We’ve developed a disciplined approach for those who’d like to bring a degree of rigor to the process of determining which CRM investments and capabilities are most likely to improve the customer experience. The key is to adopt the customer’s orientation. First, define the phases of the customer lifecycle (e.g., Learn, Buy, Install, Pay, Operate, Enhance). Next, define the key customer touch points for each phase of that lifecycle (e.g., attending a marketing event within the Learn phase; receiving an invoice within the Pay phase). Each phase should have six to 12 such interaction points.

The touch points are the moments of truth, the instances when the company delivers experiences that disappoint, meet, or exceed the customer’s expectations. If the experience falls short of what the customer expects to receive, then the transaction is a failed customer interaction.
The challenge is not so much in defining the lifecycle and identifying the touch points as it is in prioritizing those touch points in terms of their importance to the overall customer experience, and then assessing the company’s performance relative to customer expectations.

To make these assessments, a repository of leading practices can help, but a workshop with informed managers and employees can do the job. The goal is not to produce a precise ranking of areas for improvement. It’s to identify and target the touch points that, if reliably improved, will most likely improve the customer experience. The collective judgment of those who deal with customers on a regular basis can be a reliable guide.
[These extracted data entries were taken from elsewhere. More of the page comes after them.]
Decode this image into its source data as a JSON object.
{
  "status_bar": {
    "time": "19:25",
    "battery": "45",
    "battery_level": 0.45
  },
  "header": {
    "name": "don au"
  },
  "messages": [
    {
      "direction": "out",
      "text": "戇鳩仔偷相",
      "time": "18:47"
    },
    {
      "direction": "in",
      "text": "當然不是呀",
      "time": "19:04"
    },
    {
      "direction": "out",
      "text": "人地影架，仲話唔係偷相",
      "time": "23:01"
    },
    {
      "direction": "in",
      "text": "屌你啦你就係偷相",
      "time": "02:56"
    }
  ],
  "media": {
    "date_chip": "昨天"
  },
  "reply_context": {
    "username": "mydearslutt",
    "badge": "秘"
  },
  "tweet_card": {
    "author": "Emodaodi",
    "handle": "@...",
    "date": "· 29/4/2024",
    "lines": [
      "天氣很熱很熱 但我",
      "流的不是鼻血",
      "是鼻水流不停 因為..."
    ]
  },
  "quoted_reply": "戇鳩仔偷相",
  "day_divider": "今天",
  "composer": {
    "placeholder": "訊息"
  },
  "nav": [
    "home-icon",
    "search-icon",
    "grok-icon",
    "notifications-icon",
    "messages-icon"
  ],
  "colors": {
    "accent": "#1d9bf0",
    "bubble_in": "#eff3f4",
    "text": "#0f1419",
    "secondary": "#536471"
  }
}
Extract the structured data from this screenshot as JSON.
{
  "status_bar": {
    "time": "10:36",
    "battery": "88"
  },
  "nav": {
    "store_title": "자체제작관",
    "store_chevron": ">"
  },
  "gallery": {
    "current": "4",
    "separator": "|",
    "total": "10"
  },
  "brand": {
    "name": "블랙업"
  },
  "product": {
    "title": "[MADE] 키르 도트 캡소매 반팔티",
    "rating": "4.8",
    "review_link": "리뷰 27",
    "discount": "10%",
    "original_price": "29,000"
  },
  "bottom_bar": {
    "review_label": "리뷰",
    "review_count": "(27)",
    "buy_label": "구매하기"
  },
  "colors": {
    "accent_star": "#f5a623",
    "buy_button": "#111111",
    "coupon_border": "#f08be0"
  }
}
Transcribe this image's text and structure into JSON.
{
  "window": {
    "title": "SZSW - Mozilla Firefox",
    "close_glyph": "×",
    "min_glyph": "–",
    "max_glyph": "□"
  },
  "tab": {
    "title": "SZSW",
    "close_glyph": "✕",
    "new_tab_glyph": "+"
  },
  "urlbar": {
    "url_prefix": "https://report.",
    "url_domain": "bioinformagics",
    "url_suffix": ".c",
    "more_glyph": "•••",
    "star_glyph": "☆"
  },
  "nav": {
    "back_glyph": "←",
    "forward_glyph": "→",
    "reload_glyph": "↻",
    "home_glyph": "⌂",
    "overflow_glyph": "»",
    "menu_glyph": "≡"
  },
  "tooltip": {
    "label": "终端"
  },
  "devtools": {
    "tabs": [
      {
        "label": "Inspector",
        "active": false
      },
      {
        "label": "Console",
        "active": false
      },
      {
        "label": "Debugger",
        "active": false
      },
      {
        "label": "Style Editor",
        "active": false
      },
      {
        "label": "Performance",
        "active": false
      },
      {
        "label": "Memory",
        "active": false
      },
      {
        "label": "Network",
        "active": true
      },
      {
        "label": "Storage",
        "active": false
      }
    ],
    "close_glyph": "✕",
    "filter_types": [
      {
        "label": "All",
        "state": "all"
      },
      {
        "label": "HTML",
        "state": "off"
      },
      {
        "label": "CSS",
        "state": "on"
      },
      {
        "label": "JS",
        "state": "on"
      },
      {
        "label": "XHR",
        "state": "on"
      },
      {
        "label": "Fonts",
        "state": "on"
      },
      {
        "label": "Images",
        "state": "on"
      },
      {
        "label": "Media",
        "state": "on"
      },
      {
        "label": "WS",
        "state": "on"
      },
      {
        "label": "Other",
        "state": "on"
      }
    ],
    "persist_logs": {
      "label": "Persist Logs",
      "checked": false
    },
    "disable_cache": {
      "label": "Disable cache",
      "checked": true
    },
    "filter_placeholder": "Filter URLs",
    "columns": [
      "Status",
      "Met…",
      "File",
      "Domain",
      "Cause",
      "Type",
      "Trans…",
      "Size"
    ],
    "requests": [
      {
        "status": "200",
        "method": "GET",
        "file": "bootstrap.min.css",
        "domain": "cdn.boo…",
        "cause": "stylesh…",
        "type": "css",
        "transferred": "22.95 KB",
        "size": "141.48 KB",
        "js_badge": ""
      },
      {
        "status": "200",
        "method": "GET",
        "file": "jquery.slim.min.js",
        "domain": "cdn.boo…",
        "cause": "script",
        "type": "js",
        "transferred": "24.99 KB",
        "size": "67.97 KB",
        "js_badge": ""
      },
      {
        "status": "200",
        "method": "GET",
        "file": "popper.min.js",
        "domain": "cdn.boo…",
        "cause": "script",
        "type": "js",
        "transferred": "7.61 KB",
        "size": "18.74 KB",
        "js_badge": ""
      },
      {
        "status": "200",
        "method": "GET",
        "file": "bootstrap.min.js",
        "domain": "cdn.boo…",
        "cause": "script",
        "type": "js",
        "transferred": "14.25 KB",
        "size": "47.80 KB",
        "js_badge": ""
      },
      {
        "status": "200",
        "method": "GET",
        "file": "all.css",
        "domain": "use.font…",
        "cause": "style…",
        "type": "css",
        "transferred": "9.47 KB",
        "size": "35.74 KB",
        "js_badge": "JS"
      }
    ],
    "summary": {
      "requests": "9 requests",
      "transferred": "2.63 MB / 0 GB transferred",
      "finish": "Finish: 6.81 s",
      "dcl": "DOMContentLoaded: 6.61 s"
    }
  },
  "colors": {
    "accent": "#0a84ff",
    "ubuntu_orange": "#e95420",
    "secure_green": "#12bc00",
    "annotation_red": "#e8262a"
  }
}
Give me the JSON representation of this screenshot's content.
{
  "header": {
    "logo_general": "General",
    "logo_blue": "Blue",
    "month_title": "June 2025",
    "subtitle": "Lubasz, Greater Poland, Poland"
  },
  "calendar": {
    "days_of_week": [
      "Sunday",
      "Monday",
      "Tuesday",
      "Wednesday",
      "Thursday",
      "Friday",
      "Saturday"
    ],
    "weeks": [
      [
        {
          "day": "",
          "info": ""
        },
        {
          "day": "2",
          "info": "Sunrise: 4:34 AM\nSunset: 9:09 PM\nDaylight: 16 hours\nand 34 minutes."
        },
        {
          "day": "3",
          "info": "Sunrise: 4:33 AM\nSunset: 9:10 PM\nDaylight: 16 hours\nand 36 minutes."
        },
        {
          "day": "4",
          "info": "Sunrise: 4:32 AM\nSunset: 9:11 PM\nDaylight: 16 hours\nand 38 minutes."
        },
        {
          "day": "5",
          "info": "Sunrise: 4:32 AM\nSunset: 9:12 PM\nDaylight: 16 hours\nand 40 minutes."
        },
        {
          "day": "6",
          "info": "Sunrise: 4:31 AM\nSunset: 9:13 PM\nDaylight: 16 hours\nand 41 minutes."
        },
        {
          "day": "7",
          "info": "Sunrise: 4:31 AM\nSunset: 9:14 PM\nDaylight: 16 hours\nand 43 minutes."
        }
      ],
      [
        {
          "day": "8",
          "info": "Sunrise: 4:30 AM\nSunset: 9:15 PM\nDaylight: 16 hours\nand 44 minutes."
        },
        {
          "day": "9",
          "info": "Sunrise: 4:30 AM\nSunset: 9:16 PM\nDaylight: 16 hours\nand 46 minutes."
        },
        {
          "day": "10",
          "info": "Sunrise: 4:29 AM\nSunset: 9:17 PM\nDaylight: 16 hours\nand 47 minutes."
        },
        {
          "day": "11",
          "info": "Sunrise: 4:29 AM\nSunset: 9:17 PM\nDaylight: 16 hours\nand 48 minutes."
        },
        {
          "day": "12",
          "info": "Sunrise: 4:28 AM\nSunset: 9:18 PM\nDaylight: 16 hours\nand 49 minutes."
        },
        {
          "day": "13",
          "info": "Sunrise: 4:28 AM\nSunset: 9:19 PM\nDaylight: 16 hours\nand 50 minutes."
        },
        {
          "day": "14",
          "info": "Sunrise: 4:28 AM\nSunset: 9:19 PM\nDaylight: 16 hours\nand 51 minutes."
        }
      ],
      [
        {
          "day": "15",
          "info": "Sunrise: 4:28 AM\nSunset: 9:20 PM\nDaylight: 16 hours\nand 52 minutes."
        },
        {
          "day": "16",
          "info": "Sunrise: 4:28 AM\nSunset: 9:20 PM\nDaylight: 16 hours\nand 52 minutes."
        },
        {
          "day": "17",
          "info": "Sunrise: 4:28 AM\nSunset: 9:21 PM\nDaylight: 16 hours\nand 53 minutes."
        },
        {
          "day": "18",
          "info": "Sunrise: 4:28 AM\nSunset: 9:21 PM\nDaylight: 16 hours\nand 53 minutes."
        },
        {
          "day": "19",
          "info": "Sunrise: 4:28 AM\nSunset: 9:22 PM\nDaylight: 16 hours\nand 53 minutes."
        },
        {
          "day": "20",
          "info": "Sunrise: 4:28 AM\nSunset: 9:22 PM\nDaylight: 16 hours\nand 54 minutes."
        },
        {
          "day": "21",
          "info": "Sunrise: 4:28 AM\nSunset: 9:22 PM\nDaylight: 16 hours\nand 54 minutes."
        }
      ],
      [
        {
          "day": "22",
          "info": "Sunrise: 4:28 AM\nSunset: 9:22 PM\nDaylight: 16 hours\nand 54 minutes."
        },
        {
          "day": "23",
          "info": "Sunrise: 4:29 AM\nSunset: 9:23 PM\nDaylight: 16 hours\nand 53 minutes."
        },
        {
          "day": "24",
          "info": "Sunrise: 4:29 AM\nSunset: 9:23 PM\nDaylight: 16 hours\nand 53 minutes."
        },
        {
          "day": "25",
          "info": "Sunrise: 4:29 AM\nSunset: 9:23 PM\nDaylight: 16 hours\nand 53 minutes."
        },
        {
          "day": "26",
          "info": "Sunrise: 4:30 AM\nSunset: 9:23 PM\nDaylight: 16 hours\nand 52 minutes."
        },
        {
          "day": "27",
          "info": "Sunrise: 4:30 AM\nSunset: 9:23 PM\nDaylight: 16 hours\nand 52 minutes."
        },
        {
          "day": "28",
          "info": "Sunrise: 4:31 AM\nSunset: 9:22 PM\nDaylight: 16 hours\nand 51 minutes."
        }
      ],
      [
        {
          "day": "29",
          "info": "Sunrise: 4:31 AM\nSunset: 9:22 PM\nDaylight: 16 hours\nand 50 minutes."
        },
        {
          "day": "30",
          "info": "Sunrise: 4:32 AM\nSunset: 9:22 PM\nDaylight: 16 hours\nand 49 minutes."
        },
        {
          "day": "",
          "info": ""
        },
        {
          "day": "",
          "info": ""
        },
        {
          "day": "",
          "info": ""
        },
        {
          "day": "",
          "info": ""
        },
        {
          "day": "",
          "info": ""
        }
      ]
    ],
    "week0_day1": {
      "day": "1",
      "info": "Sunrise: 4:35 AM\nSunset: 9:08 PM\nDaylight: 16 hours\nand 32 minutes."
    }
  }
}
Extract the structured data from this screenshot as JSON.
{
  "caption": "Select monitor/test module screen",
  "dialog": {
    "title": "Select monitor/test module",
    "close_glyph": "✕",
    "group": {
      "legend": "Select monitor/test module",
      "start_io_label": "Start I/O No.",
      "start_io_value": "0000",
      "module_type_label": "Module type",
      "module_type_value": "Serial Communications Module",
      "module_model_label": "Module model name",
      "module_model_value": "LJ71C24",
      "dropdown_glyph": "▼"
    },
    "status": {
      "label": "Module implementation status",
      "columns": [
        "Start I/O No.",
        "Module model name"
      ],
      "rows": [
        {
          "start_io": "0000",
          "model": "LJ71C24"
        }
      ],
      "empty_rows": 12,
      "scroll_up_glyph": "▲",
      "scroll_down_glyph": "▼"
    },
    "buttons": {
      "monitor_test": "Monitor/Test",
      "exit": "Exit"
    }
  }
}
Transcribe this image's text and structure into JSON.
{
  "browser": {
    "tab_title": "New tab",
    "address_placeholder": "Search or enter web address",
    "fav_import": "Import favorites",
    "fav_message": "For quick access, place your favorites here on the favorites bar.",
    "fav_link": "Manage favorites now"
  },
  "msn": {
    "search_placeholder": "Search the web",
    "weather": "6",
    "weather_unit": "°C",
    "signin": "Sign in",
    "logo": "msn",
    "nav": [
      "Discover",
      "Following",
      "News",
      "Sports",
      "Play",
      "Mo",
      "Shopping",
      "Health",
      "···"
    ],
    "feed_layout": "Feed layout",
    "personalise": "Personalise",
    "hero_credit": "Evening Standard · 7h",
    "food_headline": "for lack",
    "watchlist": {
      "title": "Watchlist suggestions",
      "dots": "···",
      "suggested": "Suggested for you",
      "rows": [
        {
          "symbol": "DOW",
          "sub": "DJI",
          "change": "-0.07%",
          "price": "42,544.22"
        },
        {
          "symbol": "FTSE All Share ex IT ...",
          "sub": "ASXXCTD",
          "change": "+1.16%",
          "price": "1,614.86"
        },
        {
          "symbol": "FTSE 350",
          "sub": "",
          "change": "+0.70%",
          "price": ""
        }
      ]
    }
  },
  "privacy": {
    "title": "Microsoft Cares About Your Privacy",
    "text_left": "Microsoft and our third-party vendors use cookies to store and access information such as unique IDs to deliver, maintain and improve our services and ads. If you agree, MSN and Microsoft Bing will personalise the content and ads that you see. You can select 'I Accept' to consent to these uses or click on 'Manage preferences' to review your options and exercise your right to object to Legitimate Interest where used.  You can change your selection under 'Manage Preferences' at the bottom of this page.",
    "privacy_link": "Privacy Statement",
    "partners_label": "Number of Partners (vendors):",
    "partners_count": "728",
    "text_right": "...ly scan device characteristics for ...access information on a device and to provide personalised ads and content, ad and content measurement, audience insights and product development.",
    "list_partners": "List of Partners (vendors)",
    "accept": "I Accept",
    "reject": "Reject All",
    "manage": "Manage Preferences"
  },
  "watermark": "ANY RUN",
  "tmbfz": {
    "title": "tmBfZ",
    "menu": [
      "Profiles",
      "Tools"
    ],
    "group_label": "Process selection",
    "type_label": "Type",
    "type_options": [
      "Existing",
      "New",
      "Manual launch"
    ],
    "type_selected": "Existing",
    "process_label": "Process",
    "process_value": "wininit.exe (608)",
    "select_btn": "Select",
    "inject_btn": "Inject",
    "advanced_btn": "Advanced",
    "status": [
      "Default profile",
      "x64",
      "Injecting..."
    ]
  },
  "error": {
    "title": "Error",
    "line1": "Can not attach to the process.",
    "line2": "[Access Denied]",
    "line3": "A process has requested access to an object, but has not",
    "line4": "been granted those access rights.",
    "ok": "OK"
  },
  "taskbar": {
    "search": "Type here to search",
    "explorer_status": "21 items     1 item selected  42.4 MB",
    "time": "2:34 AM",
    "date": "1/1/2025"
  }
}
Much of the value from this approach is the shift in mindset that it fosters among those who assess what the customer experience currently is and what the experience ought to be -- presumably front-line leaders within the company, people who can lead fellow employees to appreciate the CRM initiative’s goals. In other words, they can be the energized, enthusiastic change agents that every successful CRM transformation program needs.

That said, the value of analyzing the customer experience in a disciplined manner comes mainly from identifying specific capabilities that can be designed, developed, and deployed in the company’s CRM system. These capabilities typically target reducing defect rates and cycle times in the transactions most important to the customer.

Improvements of this type can be achieved by developing alerts, workflows, reports, and dashboards -- often more concentrated in the domains for service and support than for marketing and sales. The company can even measure the number of failed interactions as a percentage of total interactions. All of these targeted capabilities can serve as functional requirements for the CRM system, thereby helping to prevent the analysis of the customer experience from becoming merely another PowerPoint presentation delivered to executive management.

As a final value driver, shifting focus toward preventing and redressing failed customer interactions often reveals systemic shortcomings in the processes that manage customer issues. In most companies, these processes depend upon the customer for submitting and escalating an issue. In a customer-focused company, however, CRM is designed to identify customer issues automatically and reliably, triggering remediation processes that can even make a failed customer interaction an occasion for a positive overall customer experience, once the company has followed up and made good with a meaningful remedy.

For measuring the financial impact that CRM might have on an organization, ROI analysis is by now a well-established approach. For assessing the impact that CRM might have on the customer experience, no comparable approach exists. But the assessment can be done in a disciplined manner, reliably identifying the customer experiences that need to be improved and the CRM capabilities that need to be deployed. The analysis need not be elaborate in order to be effective: Combined with an ROI analysis, the effort will establish the basis for a CRM program that can genuinely transform a company.